08 October 2009 The Financial Intermediaries Association of Southern Africa (FIA)
Arnold van der Linde, President of the FIA

Arnold van der Linde, President of the FIA

The Financial Intermediaries Association of Southern Africa (FIA) today announced that it has become a member of the International ACORD (Association for Cooperative Operations Research and Development) Standard.

ACORD, an international not-for-profit association based in the USA, sets worldwide data and systems communication standards aimed at improving the exchange of data across diverse technological systems and platforms. The organisation serves the insurance sector and related financial services industries globally. Members include hundreds of insurance and reinsurance companies, agents, intermediaries, software providers and industry associations throughout the world. The ACORD standard is recognised by all major system providers.

South Africa’s financial services environment and that which financial services intermediaries find themselves operating within is becoming increasingly complex. New products are introduced to market on a continuous basis and clients' needs are becoming more diverse. “As the demand for professional and knowledgeable intermediaries increases, so it becomes all the more important for the FIA to provide its members with the right support structures and tools,” says Arnold van der Linde, President of the FIA.

“As an Association, the FIA embraces international best practice protocols, procedures, systems and technologies.
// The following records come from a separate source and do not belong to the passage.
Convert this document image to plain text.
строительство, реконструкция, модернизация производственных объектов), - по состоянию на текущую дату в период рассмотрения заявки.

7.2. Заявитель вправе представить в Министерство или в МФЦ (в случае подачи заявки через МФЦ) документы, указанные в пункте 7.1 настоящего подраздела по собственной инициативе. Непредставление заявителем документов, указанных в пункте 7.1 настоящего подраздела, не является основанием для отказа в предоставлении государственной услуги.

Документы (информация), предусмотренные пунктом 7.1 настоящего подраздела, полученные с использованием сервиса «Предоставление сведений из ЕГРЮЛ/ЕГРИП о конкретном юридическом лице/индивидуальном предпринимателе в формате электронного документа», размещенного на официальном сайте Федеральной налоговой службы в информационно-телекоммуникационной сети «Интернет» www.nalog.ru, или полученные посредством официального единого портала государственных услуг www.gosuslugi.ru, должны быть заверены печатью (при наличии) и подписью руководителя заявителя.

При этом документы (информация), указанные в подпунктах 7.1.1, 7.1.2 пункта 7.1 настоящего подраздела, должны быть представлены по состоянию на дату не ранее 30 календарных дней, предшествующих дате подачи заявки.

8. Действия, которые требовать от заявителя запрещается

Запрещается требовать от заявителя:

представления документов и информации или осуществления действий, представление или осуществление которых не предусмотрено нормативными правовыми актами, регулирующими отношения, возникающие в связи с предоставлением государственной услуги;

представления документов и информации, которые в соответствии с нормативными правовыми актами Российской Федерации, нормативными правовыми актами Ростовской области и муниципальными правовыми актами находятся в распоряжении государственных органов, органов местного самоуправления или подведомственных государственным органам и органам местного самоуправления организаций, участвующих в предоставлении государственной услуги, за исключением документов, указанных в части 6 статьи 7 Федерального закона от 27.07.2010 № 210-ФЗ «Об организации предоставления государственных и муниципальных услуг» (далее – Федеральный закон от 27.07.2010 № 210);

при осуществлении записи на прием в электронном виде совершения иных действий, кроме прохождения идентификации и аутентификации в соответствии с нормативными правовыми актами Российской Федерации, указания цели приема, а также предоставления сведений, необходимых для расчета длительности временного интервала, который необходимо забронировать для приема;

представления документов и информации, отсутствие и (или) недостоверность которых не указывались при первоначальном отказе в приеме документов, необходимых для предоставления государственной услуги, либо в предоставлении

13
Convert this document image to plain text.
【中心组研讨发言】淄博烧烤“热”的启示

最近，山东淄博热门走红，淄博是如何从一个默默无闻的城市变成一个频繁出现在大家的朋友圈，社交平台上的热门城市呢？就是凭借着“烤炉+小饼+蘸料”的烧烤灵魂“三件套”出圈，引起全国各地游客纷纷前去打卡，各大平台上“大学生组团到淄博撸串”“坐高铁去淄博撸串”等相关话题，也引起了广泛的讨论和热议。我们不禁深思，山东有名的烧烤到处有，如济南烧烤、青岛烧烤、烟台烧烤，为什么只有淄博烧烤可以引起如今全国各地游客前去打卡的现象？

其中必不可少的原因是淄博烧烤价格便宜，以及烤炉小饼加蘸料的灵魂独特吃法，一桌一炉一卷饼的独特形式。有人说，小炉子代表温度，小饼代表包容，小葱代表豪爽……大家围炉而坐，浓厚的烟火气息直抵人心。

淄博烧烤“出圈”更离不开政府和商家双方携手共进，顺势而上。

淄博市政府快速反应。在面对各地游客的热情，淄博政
To this end, we are founding members of the World Federation of Insurance Intermediaries (WFII) and a member of the Council of International Broker Associations (CIIBA).
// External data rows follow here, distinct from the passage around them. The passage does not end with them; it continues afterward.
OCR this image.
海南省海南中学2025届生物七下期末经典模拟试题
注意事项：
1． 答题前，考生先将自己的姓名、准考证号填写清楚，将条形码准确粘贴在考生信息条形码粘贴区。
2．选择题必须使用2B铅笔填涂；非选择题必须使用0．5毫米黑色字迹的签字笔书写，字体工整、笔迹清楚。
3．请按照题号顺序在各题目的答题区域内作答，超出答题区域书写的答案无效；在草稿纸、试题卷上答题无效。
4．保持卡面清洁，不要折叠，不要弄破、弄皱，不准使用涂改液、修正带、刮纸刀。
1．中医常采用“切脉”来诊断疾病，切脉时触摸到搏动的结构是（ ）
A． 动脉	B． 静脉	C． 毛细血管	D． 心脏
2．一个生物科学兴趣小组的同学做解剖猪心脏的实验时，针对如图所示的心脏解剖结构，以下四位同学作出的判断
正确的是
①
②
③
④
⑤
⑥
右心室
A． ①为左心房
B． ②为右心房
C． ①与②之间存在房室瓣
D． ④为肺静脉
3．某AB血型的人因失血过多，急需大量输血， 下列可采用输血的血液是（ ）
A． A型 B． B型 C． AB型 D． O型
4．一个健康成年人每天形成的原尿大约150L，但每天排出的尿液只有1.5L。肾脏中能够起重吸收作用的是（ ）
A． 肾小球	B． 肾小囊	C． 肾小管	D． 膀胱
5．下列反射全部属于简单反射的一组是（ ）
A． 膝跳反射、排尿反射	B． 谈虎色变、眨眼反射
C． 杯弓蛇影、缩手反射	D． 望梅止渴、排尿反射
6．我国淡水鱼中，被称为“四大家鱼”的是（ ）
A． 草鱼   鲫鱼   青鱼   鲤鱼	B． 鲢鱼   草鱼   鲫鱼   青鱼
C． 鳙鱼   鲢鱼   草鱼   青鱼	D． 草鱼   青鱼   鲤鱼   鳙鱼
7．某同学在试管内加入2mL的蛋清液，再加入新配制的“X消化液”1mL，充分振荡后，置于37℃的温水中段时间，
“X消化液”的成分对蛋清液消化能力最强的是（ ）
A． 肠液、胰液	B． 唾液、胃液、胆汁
“At present in South Africa’s insurance industry, there is no uniform method of moving data between role-players. Becoming a member of ACORD is an important step which will have a positive impact on the industry – and importantly, on clients.”

Standardising the way data is transferred will streamline the communications process and ensure the smooth flow of information between industry stakeholders such as intermediaries, insurers, underwriters, service providers, financial institutions, regulators and government. Furthermore, once implemented, a single set of data communication standards will lead to cost effective delivery mechanisms that will improve the products and services to the benefit of policyholders.
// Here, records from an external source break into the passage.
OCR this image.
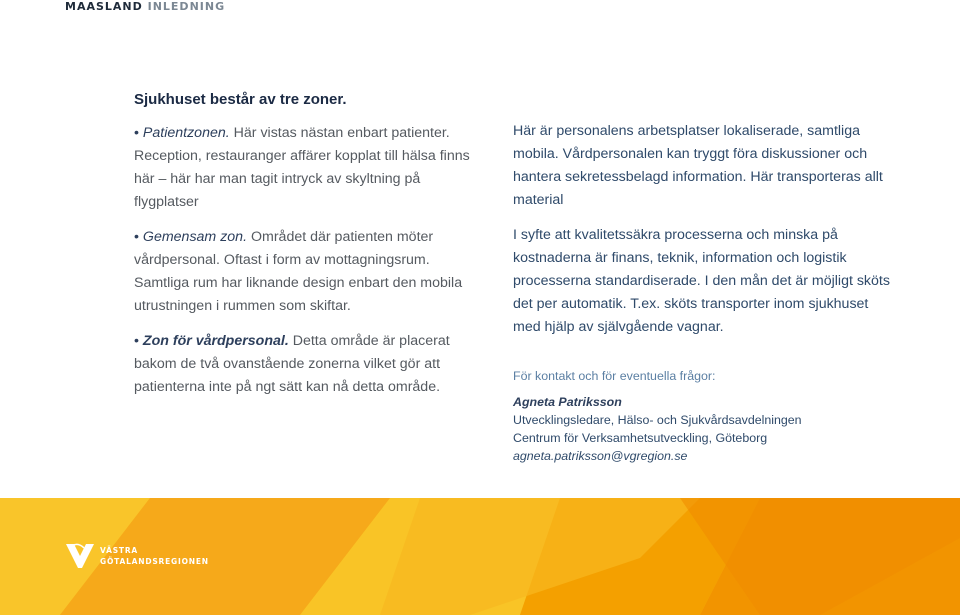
MAASLAND INLEDNING

Sjukhuset består av tre zoner.

• Patientzonen. Här vistas nästan enbart patienter. Reception, restauranger affärer kopplat till hälsa finns här – här har man tagit intryck av skyltning på flygplatser

• Gemensam zon. Området där patienten möter vårdpersonal. Oftast i form av mottagningsrum. Samtliga rum har liknande design enbart den mobila utrustningen i rummen som skiftar.

• Zon för vårdpersonal. Detta område är placerat bakom de två ovanstående zonerna vilket gör att patienterna inte på ngt sätt kan nå detta område.

Här är personalens arbetsplatser lokaliserade, samtliga mobila. Vårdpersonalen kan tryggt föra diskussioner och hantera sekretessbelagd information. Här transporteras allt material

I syfte att kvalitetssäkra processerna och minska på kostnaderna är finans, teknik, information och logistik processerna standardiserade. I den mån det är möjligt sköts det per automatik. T.ex. sköts transporter inom sjukhuset med hjälp av självgående vagnar.

För kontakt och för eventuella frågor:
Agneta Patriksson
Utvecklingsledare, Hälso- och Sjukvårdsavdelningen
Centrum för Verksamhetsutveckling, Göteborg
agneta.patriksson@vgregion.se
VÄSTRA
GÖTALANDSREGIONEN
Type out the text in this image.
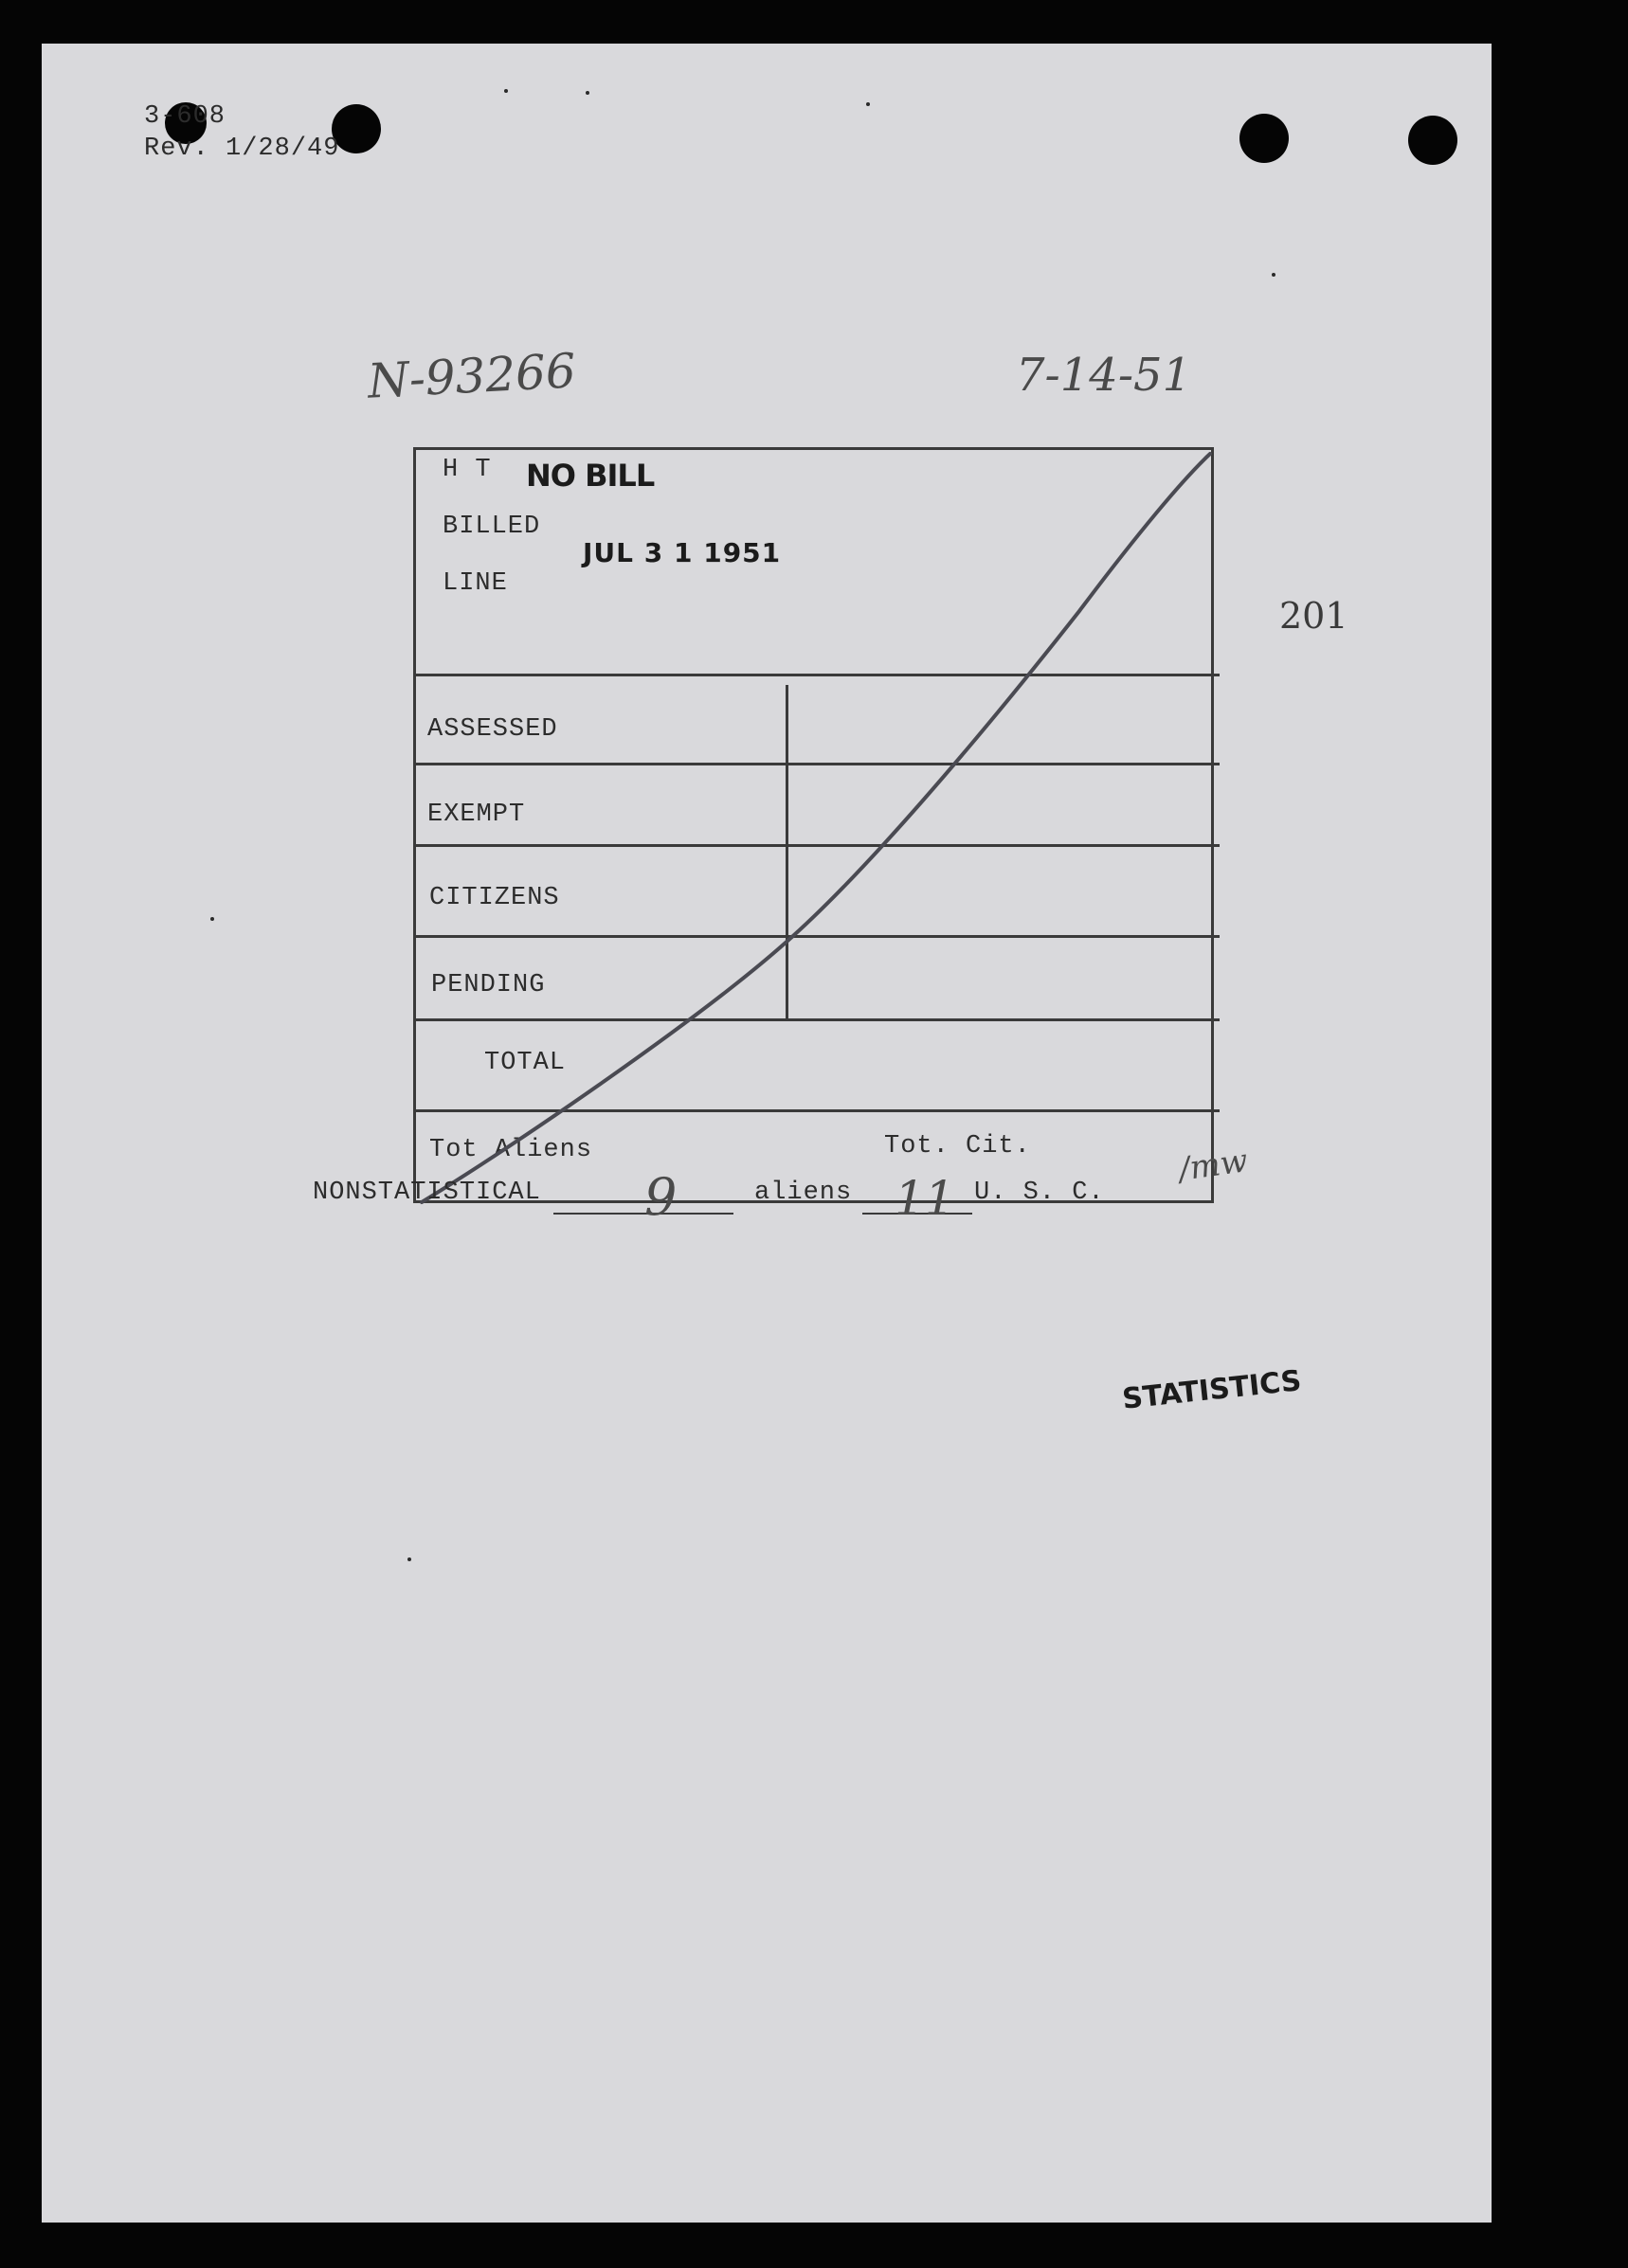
3-608
Rev. 1/28/49
N-93266	7-14-51
201
H T NO BILL
BILLED
JUL 3 1 1951
LINE
ASSESSED
EXEMPT
CITIZENS
PENDING
TOTAL
Tot Aliens	Tot. Cit.	/mw
NONSTATISTICAL 9	aliens 11 U. S. C.
STATISTICS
Van der Linde says the FIA’s ACORD membership is relevant because South Africa’s financial services industry also conducts business internationally. “It is therefore important that we are able to interact with the global financial community in a manner which is consistent with best practice standards,” he says.

He cites the example of banks which rely on a shared data communication standard to interact with their various systems to make sure that the millions of daily ATM transactions are channelled to the correct financial institution and bank account.

“If we are to make a success of the introduction of a shared data communication standard, the industry needs to build off the basic ACORD principles and establish a South African adaptation or unique ‘language’ that will enable insurance data interchange,” says van der Linde.

Participation in ACORD will be voluntary for FIA members. “We will however encourage our members to partake in setting up the South African ACORD standard as it will be to their benefit,” says van der Linde. The FIA believes it is inevitable that South Africa’s insurance industry will eventually migrate towards a shared data communication standard in some form or another.

Lloyd Chumbley, ACORD Vice President, Standards, says: “I am very excited to welcome the FIA to ACORD membership. This is a significant step forward for the industry in South Africa and we look forward to working with the FIA closely as the direction is set in the coming months.”

“This new venture opens up a completely different approach as to how short-term insurance will be conducted in the foreseeable future. Ultimately, the policyholder and insuring public stand to benefit the most as shared standards and technology bring a new locus of control and efficiency to the complexity embedded in insurance products,” says van der Linde.